One of the design decisions that is best made explicit early on involves the preferred way of defining and encoding features. Suppose that the input records have a top-level property called "foo," each being an object of categorical attributes:

{..., "foo": {"type": "debian", "version": "1.2", "affected": true}, ...}
{..., "foo": {"type": "legacy", ""affected": false}, ...}
...

One possible approach is to create a feature for each of the paths foo.type, foo.version, foo.affected, etc., each of which will be a categorical variable and have its own one-hot encoding. Instead, the preferred approach is to use a bag-of-words encoding for the top-level property. Its vocabulary is the space of all inter-object paths, eg, type.debian, version.1.2, etc., so that the the preprocessed records become:

{..., "foo": ["type.debian", "version.1.2", "affected.true"], ...}
{..., "foo": ["type.legacy", "affected.false"], ...}
...

The two approaches are mathematically equivalent. However the latter helps to keep the data wrangling steps simpler. For each data set, one only needs to specify the transforms and encodings for a bounded set of top-level properties.

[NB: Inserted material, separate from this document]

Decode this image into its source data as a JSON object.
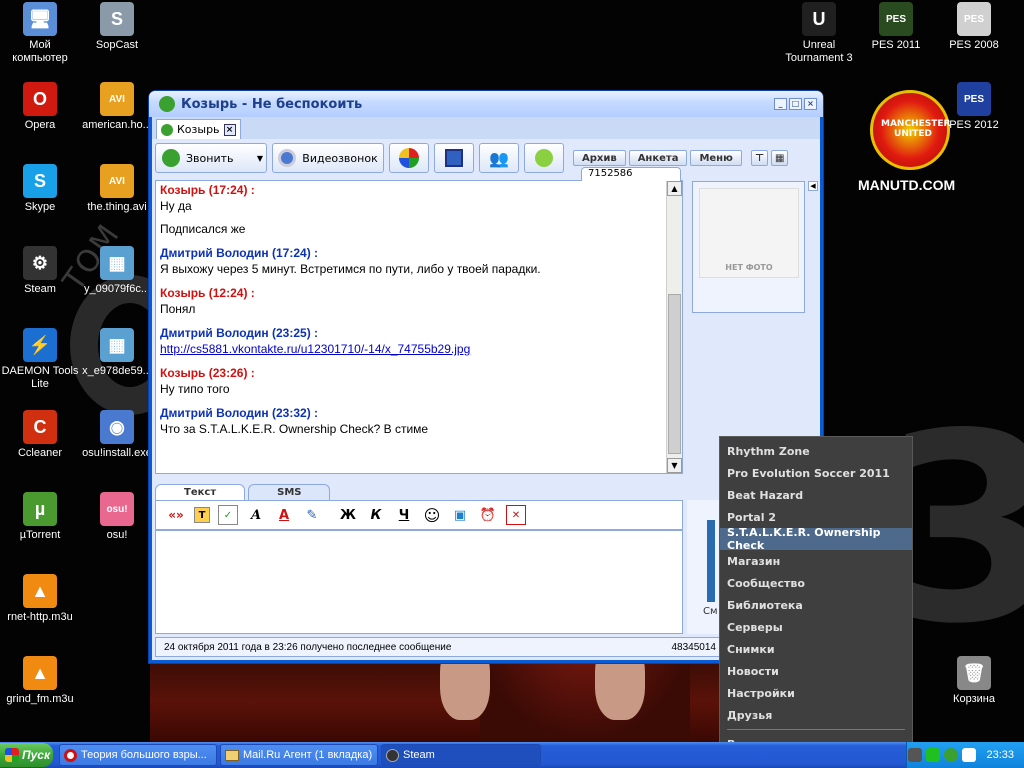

The data cleaning and feature engineering steps of the workflow operate on the data one record at a time (or "row-wise"), and then the final encoding step transforms the data into a columnar format consumable for ML training and evaluation. That target format is a Python dictionary associating feature names (the keys) to 2D numpy arrays. A given array will have shape (N, K), where N is the number of records, and K is the dimensionality of the vector encoding for that feature. Note that the term "feature" here is applied loosely, as it may included the class labels for a supervised learning problem, in which case K=1.

1. Create a file of JSON records, where all records have the same set of keys corresponding to the "features" of interest. A basic walk through on data acquisition illustrates this.

2. Apply the preprocssing script to the raw data, creating another file of JSON records with the same top level keys, but the corresponding values are either arrays of strings (literally bag-of-tokens) or numeric values.

3. Apply the encoding script to transform the preprocessed records into the target dictionary of numpy arrays.

This sections documents the preprocessing and encoding scripts in more detail. Each of these scripts consumes and emits files as part of a data pipeline that can be summarized as follows:

Both of the scripts take a config argument that defines all of preprocessing and encoding methods applied to each feature. It is a JSON array of objects, one for each feature, with the following schema:

[
  {
    "feature":      // key name in JSON input records.
    "preprocessor": // reference in preprocess.PREPROCESSORS
    "encoder":      // reference in encode.ENCODERS
    // optional key-word arguments for preprocessor and encoder methods.
  },
  ...
]

When working with a feature (text or structured data) to which a bag-of-words encoding will be applied, it is important to extract the vocabulary for that feature, which fixes an assignment of each token to its dimension in the vector representation. As it is critical that the same vector representation for a feature used to train an estimator is also applied to new examples during inference, the vocabulary needs to be treated as an artifact of preprocessing that becomes an input of any encoding step.

The vocabulary artifact emitted by the preprocessing script is a JSON file with a simple nested format:

{
  <feature>: {
    <token_0>: <frac_0>,
    <token_1>: <frac_1>,
    ...
  }
  ...
}

The top level keys are features from the input data, but only those targeting bag-of-words encoding; numeric features are absent. The nested maps associate each token in that "feature space" to the fraction of records in which that token appears.

When this object is consumed by the encoding script, the only thing that matters for the vector representation of a feature is its "key space" of tokens, as the token-to-dimension mapping is established by sorting. This allows for different dimension reduction strategies by pruning or otherwise transforming these nested objects in the input vocabulary; the numeric ranks are only provided as an aid toward these steps.